Les États-Unis et le Royaume-Uni sont régulièrement accusés de complicité de crimes de guerre en raison de leurs livraisons d’armes à l’Arabie saoudite, à la tête de cette coalition arabe regroupant dix armées. Mais la France échappe aux condamnations, bien qu’ayant une longue tradition de partenariat avec le royaume saoudien et plusieurs de ses alliés. À partir de la fin des années 2000, Paris veut se tourner davantage vers les pays du Golfe pour booster ses exportations d’armement. Les autorités ouvrent une base militaire à Abou Dhabi où se déroulent des démonstrations de matériel, et vont jusqu’à compromettre l’indépendance politique du pays pour vendre des armements. En 2016, environ 50 % des prises de commande enregistrées par la France concernaient les pays du Proche-Orient2. La monarchie saoudienne est son premier client : elle lui a acheté près de 9 milliards d’armes entre 2010 et 2016, ce qui représente environ 15 à 20 % des exportations d’armes françaises chaque année. Cet armement s’adapte facilement aux conditions du Yémen : il a été construit en fonction des besoins des pays du Proche-Orient, qui regroupe à la fois clients riches et pays en guerre ou en instabilité chronique. D’après des informations inédites de l’Observatoire des armements, la France et l’Arabie saoudite auraient détourné un contrat destiné au Liban pour préparer la guerre au Yémen.
UN MARCHÉ JUTEUX
Les bombardements de la coalition — dont des « bavures » qui s’apparentent à des crimes de guerre sur lesquels l’Arabie saoudite a réussi à empêcher l’ONU d’enquêter jusqu’à présent — auraient tué 10 000 civils d’après les données relayées depuis janvier 2017, le bilan exact est en fait inconnu. L’ONU et plusieurs ONG parlent d’épidémie de famine, de choléra, et de milliers de blessés et déplacés. Une « catastrophe entièrement causée par l’homme », rappelle le dernier rapport du Haut-Commissariat aux droits de l’homme de l’ONU. À cela s’ajoutent la destruction partielle de la vieille ville de Sanaa, patrimoine mondial de l’humanité, et l’expansion d’Al-Qaida dans la péninsule Arabique (AQPA) : « AQPA est plus puissant que jamais. Alors que l’organisation de l’État islamique (OEI) fait les gros titres […], Al-Qaida est le modèle de réussite ». Il a notamment « su exploiter une économie de guerre florissante », écrit April Longley Alley. L’Arabie saoudite a inondé le Yémen de fusils d’assaut Steyr AUG ; une partie d’entre eux a atterri entre les mains d’AQPA, dont se réclamait un des tueurs de Charlie Hebdo,ce qui pose la question du détournement des armes par des groupes terroristes.

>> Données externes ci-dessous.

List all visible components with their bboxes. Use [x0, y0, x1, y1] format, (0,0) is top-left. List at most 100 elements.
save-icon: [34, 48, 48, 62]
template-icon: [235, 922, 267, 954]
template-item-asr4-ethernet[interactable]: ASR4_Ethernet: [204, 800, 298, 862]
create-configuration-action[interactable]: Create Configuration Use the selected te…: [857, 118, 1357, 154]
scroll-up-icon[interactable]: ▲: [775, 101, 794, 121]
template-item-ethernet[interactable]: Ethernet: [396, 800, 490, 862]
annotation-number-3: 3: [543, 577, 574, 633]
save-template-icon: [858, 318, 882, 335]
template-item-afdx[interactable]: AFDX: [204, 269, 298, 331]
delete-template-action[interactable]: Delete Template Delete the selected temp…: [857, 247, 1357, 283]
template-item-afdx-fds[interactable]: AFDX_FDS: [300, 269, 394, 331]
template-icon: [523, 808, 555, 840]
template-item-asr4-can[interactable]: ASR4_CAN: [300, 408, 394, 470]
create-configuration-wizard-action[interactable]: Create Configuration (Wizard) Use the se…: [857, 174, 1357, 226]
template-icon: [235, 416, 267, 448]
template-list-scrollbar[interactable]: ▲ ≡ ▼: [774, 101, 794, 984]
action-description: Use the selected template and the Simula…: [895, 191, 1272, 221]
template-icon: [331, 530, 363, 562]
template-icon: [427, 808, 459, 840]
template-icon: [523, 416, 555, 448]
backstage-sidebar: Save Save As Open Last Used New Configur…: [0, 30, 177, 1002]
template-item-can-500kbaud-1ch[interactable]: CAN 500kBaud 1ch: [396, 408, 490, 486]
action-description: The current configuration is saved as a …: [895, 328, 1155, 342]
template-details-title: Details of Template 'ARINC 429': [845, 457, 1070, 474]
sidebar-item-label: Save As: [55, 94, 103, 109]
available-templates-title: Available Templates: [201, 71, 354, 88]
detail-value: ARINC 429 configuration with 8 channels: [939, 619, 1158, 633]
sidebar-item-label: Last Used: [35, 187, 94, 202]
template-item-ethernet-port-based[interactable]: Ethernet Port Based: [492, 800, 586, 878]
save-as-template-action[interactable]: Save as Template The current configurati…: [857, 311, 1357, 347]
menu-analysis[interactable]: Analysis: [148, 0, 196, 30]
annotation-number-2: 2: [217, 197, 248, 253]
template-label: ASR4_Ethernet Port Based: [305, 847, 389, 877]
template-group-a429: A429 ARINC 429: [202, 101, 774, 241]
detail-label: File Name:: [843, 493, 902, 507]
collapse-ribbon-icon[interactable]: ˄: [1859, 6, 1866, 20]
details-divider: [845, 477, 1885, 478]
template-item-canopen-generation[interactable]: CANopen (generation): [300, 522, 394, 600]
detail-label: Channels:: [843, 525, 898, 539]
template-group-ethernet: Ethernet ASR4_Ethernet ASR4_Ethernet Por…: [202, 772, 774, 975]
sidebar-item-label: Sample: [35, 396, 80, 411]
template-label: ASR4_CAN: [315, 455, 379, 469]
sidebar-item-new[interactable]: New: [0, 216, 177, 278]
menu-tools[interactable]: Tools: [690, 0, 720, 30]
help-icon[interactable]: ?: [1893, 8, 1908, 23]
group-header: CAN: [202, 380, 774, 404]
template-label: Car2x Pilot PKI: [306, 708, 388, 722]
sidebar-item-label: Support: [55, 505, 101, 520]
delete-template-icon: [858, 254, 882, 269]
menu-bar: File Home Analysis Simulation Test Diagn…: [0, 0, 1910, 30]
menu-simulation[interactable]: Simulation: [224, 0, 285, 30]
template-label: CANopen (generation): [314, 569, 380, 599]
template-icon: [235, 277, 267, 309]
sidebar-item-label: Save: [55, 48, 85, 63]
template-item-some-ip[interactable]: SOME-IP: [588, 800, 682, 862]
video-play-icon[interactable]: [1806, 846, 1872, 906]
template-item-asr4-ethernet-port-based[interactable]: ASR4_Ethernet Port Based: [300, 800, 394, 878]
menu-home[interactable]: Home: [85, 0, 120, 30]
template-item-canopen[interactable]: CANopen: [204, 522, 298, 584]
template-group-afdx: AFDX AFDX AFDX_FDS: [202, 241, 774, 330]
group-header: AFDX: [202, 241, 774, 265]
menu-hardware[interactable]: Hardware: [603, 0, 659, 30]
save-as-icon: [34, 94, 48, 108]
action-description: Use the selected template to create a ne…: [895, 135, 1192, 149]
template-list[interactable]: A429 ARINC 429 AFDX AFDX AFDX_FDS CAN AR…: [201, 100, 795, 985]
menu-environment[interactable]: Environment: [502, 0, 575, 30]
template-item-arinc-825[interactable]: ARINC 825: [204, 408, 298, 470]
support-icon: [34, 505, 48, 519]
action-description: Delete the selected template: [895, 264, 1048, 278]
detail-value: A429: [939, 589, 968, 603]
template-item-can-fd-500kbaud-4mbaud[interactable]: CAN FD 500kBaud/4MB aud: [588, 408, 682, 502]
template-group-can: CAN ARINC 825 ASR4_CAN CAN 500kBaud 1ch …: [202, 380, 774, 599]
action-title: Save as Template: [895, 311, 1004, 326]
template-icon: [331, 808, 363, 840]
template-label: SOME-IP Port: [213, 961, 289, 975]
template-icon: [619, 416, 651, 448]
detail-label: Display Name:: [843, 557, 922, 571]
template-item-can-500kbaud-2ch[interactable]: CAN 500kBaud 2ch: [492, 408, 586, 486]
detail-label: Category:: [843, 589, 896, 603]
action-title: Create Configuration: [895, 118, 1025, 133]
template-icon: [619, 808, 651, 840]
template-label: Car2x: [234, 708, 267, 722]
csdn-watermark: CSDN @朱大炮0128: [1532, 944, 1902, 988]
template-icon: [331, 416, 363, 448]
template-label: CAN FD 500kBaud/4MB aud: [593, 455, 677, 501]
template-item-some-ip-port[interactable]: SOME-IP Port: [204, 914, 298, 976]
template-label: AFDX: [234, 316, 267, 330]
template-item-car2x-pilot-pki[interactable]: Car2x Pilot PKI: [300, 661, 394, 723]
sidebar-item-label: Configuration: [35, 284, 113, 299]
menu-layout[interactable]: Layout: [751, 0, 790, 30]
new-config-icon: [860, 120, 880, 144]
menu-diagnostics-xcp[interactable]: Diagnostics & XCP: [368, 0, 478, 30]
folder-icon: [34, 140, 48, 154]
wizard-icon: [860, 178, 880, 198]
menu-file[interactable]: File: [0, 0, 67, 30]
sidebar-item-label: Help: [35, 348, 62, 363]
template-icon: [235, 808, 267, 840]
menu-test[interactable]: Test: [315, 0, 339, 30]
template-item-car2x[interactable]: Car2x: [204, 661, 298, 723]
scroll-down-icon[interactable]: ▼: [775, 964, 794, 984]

Le Traité sur le commerce des armes (TCA) ratifié par la France le 2 avril 2014 interdit pourtant les exportations d’armes pouvant servir à des violations du droit international humanitaire. Or, non seulement la France n’a pas stoppé ses ventes d’armes aux belligérants en mars 2015 mais elle les a accentuées : Rafale au Qatar et à l’Égypte, porte-hélicoptères Mistral et frégate Fremm à l’Égypte, blindés légers Renault Sherpa light et hélicoptères Caracal à Koweït. Créancière de certains de ces pays, l’Arabie saoudite a la capacité de les entraîner dans une guerre, et l’armement vendu à ses alliés peut lui être prêté ou servir ses objectifs militaires.
« La France a octroyé pour un peu plus de 16 milliards d’euros de licences pour la seule Arabie saoudite en 2015 et livré à ce pays pour 900 millions d’euros d’équipements militaires la même année […]. À aucun moment, le gouvernement n’a indiqué ces deux dernières années qu’il avait refusé, révoqué ou suspendu des autorisations d’exportation », commente Amnesty International.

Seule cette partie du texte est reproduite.